In response to the human rights complaint filed by Blackstock and the Assembly of First Nations, INAC has argued that if there is indeed disparity in the delivery of services, accountability rests with local child welfare agencies and not INAC.
“INAC’s argument has broad implications for First Nations service delivery as a whole as it chronically under-funds many services on reserves, such as policing and housing” said Blackstock. “If it is successful in saying it cannot be held accountable, as it is not a front-line service organization, then that basically offloads federal responsibility for discrimination to First Nations” Blackstock told Briarpatch.
Unquestionably, a lot needs to happen in order for Aboriginal children to access fair treatment in Canada. Today, First Nations youth are the fastest-growing demographic in the country. And some of those youth see that changes to child welfare are still slow-moving.
Stuart Panko, an Anishinabe youth, spent most of his childhood in care. By age seven he had lived in 22 different foster homes before finding a First Nations foster family that accepted him as one of their own.
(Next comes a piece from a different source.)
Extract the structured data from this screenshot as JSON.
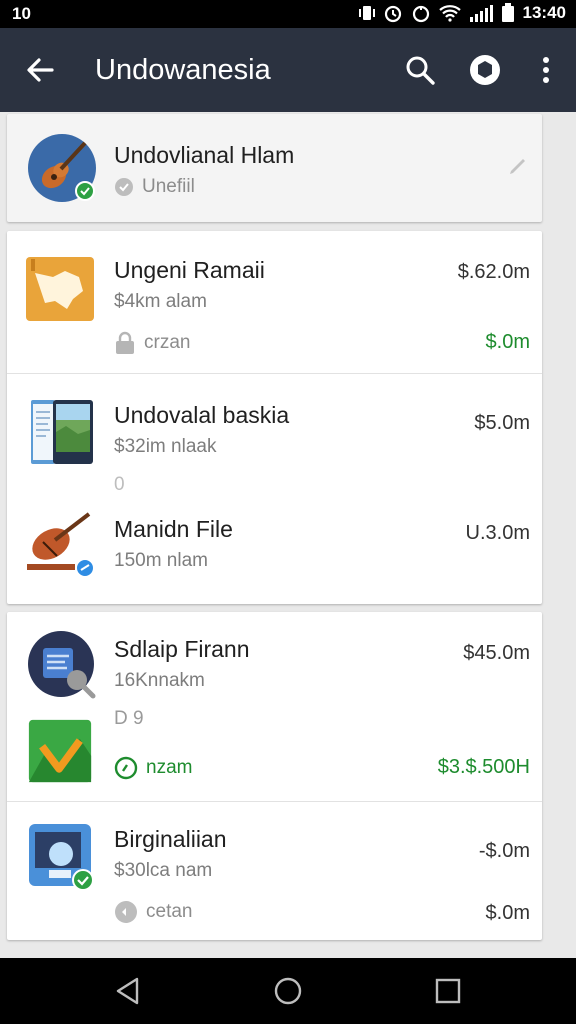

“No question, in my personal experience of growing up in the system, I would have been better off if I wasn’t put in foster homes where I was getting abused by my caregivers physically and emotionally” says Panko. “ If my mother had been given the supports she needed, my life may have been different” he said.
But Panko also sees that there is room for change. “The need for more positive male role models and keeping the connection to biological family, territory and culture is key” he says.
February 2011 marked the fourth anniversary since Blackstock and the AFN filed the complaint with the Human Rights Commission in 2007. Canada motioned to have the case dismissed in December 2007, but the tribunal has not yet issued its decision, despite a CHRC requirement that rulings on the merit of a given complaint be issued within a four-month period.
Since the First Nations Child and Family Caring Society of Canada and the AFN filed the human rights complaint in 2007, all of the Society’s federal funding has been cut.
But Canada’s leading First Nations child welfare advocate remains optimistic.
“With over 7000 people and organizations committed to following the tribunal, the case is one of the most formally watched legal actions in Canadian history, and has the potential to set a precedent of equity across all services on reserves” Blackstock said.
“For First Nations children, a ruling that Canada must rectify the discrimination would offer up more opportunity to stay safely with their families and communities, and to experience equitable government funding in areas like education and health, which are also underfunded on reserves. For Canadians, it would be a time to finally turn the page on the longstanding harmful treatment of First Nations children.”